1. DNA-Methylierung in AML und Lungenkrebs

b. Methylierungsanalysen in primären AML-Zellen, um die spezifischen DNA Methylierungsmuster im Epigenom der AML zu charakterisieren.

Bei Krebs ist das stabile epigenetische Muster durch das Auftreten von Hypermethylierung und Hypomethylierung an CpG Inseln der Promotoren von TSG verändert.
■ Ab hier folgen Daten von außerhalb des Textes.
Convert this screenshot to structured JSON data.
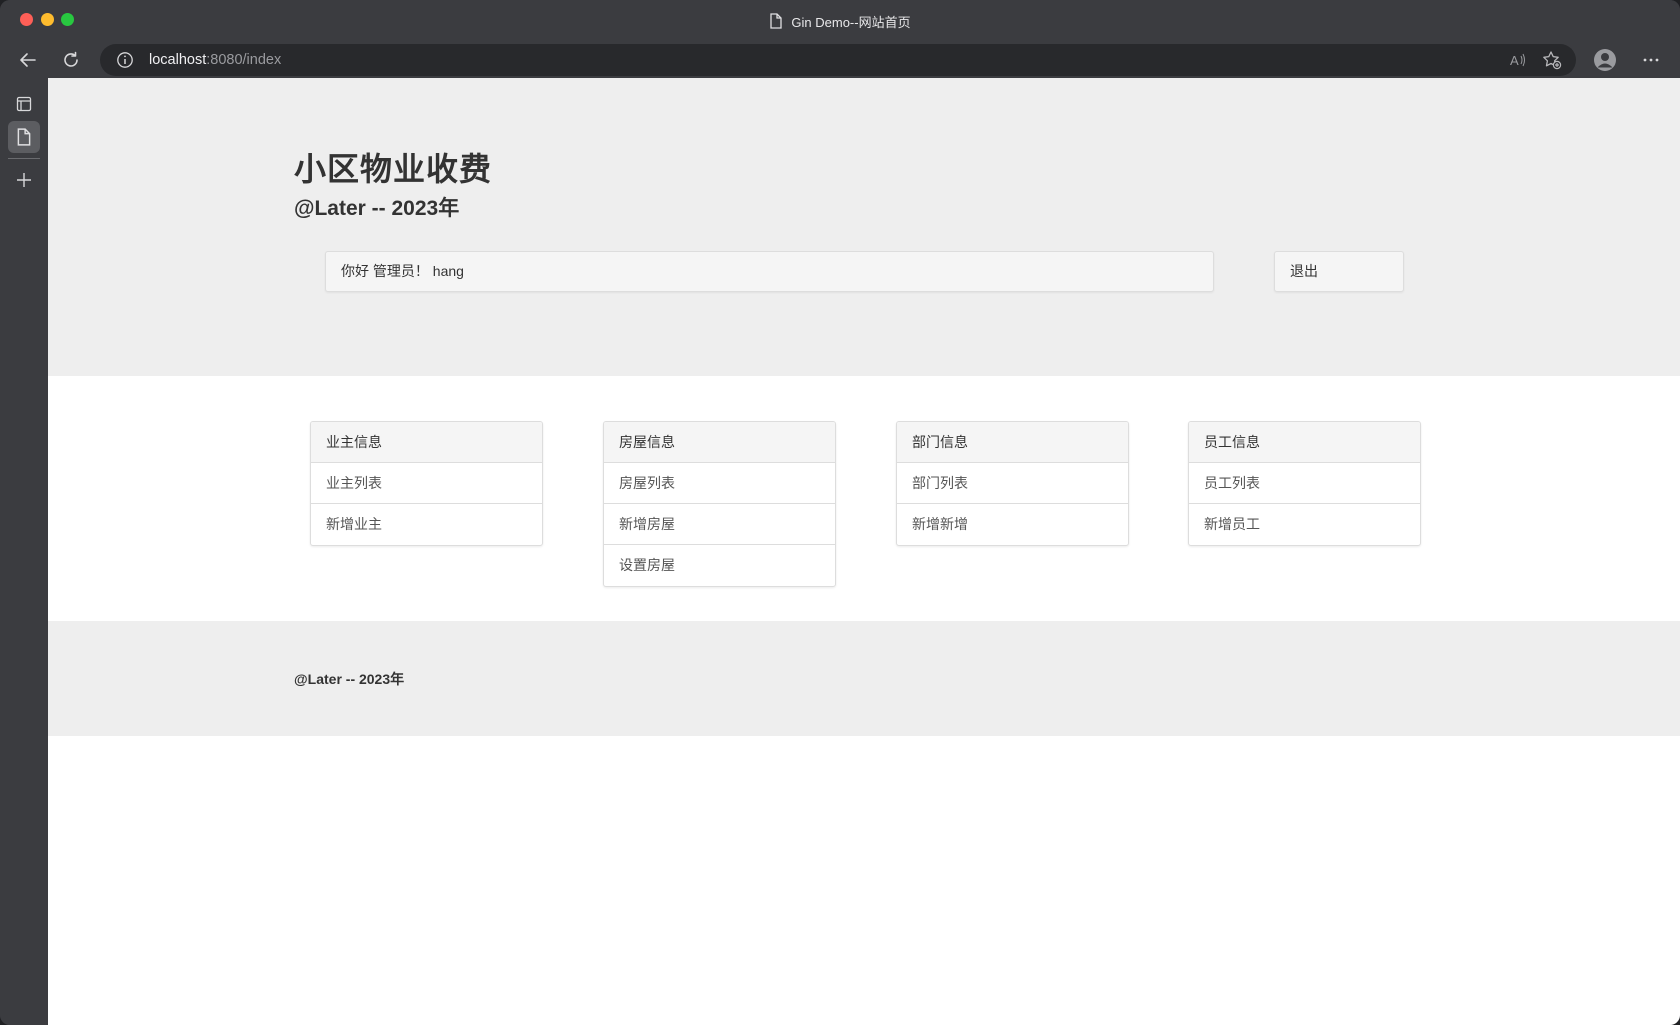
{
  "browser": {
    "tab_title": "Gin Demo--网站首页",
    "url_host": "localhost",
    "url_rest": ":8080/index"
  },
  "header": {
    "title": "小区物业收费",
    "subtitle": "@Later -- 2023年",
    "welcome": "你好 管理员！ hang",
    "logout_label": "退出"
  },
  "panels": [
    {
      "title": "业主信息",
      "items": [
        "业主列表",
        "新增业主"
      ]
    },
    {
      "title": "房屋信息",
      "items": [
        "房屋列表",
        "新增房屋",
        "设置房屋"
      ]
    },
    {
      "title": "部门信息",
      "items": [
        "部门列表",
        "新增新增"
      ]
    },
    {
      "title": "员工信息",
      "items": [
        "员工列表",
        "新增员工"
      ]
    }
  ],
  "footer": {
    "text": "@Later -- 2023年"
  },
  "colors": {
    "jumbotron_bg": "#eeeeee",
    "panel_head_bg": "#f5f5f5",
    "chrome_bg": "#3b3c40"
  },
  "icons": {
    "tab": "document-icon",
    "back": "back-arrow-icon",
    "reload": "reload-icon",
    "site_info": "info-icon",
    "read_aloud": "read-aloud-icon",
    "favorites": "add-favorite-icon",
    "profile": "profile-icon",
    "menu": "more-icon"
  }
}
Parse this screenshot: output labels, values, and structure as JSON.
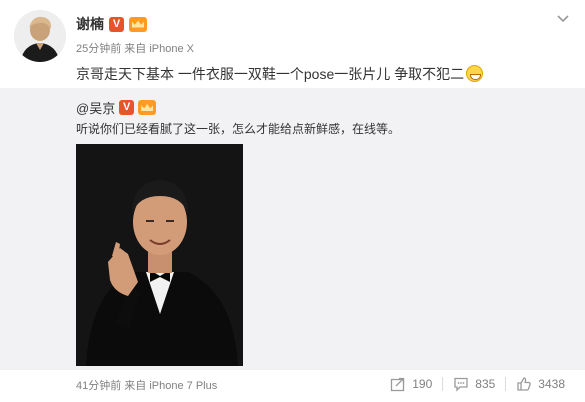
{
  "post": {
    "author": "谢楠",
    "verified_badge": "V",
    "meta": "25分钟前 来自 iPhone X",
    "text": "京哥走天下基本 一件衣服一双鞋一个pose一张片儿 争取不犯二"
  },
  "repost": {
    "author": "@吴京",
    "verified_badge": "V",
    "text": "听说你们已经看腻了这一张，怎么才能给点新鲜感，在线等。",
    "meta": "41分钟前 来自 iPhone 7 Plus"
  },
  "actions": {
    "forward_count": "190",
    "comment_count": "835",
    "like_count": "3438"
  },
  "icons": {
    "forward": "forward-icon",
    "comment": "comment-icon",
    "like": "thumbs-up-icon",
    "more": "chevron-down-icon",
    "member": "crown-icon",
    "emoji": "grin-emoji-icon"
  },
  "colors": {
    "verified": "#e8542a",
    "member": "#ff9a23",
    "meta_text": "#808080",
    "repost_bg": "#f2f2f5"
  }
}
Genomweite Mehtylierungsanalysen, v.a. auf Array-Technologie basierend, erlauben die Detektion von CpG-Inseln eines speziellen Tumortyps. Wie Publikationen zeigen, hat jeder Tumortyp sein spezifisches Methylierungsmuster (Methylom), das mit seiner Malignität assoziiert ist (Costello et al., 2000, Esteller et al., 2001, Paz et al., 2003). Wir nutzen genomweite Methylierungsanalysen, um lokale genspezifische Methylierungsmuster zu identifizieren, die uns Informationen über neue Tumorsuppressoren oder Onkogene liefern. Weitere Anwendungen für die Methylomanalysen sind die Identifikation von Krebszellmarkern, die Identifikation von Diagnose- und Prognosemarkern und die Identifikation von Markern, die das Ansprechen auf Chemotherapie prognostizieren.

Spezifische Ziele

In unserem Labor analysieren wir v.a. das Methylom der AML. Wir nutzen dazu die Methyl-DNA-Immunopräzipitation (MeDIP) mit anschließender Promotorarray-Hybridiserung, um spezifische AML-Methylierungsmuster im Vergleich zu gesunden, CD34+ Zellen zu identifizieren. In MeDIP Experimenten wird DNA isoliert, die durch Sonifizierung auf eine Länge von 300-1.000 Basenpaare gebracht wird und durch 5-Methylcytosin-Antikörper präzipitiert wird. Die präzipitierte DNA und nicht-präzipitierte Kontrollen werden über „Whole Genome Amplification Kits“ amplifiziert, unterschiedlich gelabelt und dann auf selbst designte Oligonukleotid-Promoterarrays hybridisiert. Damit wollen wir neue Tumorsuppressoren / Onkogene in der AML identifizieren.

Außerdem möchten wir Marker identifizieren, die für die Prognose einer Erkrankung nützlich sind. Weil DNA-Methylierung von Tumorsuppressorgenen ein gängiger Parameter für die Früherkennung von Tumoren darstellt, analysieren wir, ob a) aberrante Hypermethylierung von Tumorsuppressorgenen in AML-Patienten in klinischer Remission vorkommt und b) ob diese Hypermethylierung mit einem Risiko einer Wiedererkrankung korreliert (Agrawal et al., 2007). Wir konnten dadurch Hypermethylierung des Östrogenrezeptorgens (ER) und des Zellzyklusinhibitors p15INK4b als Rezidiv-relevant identifizieren.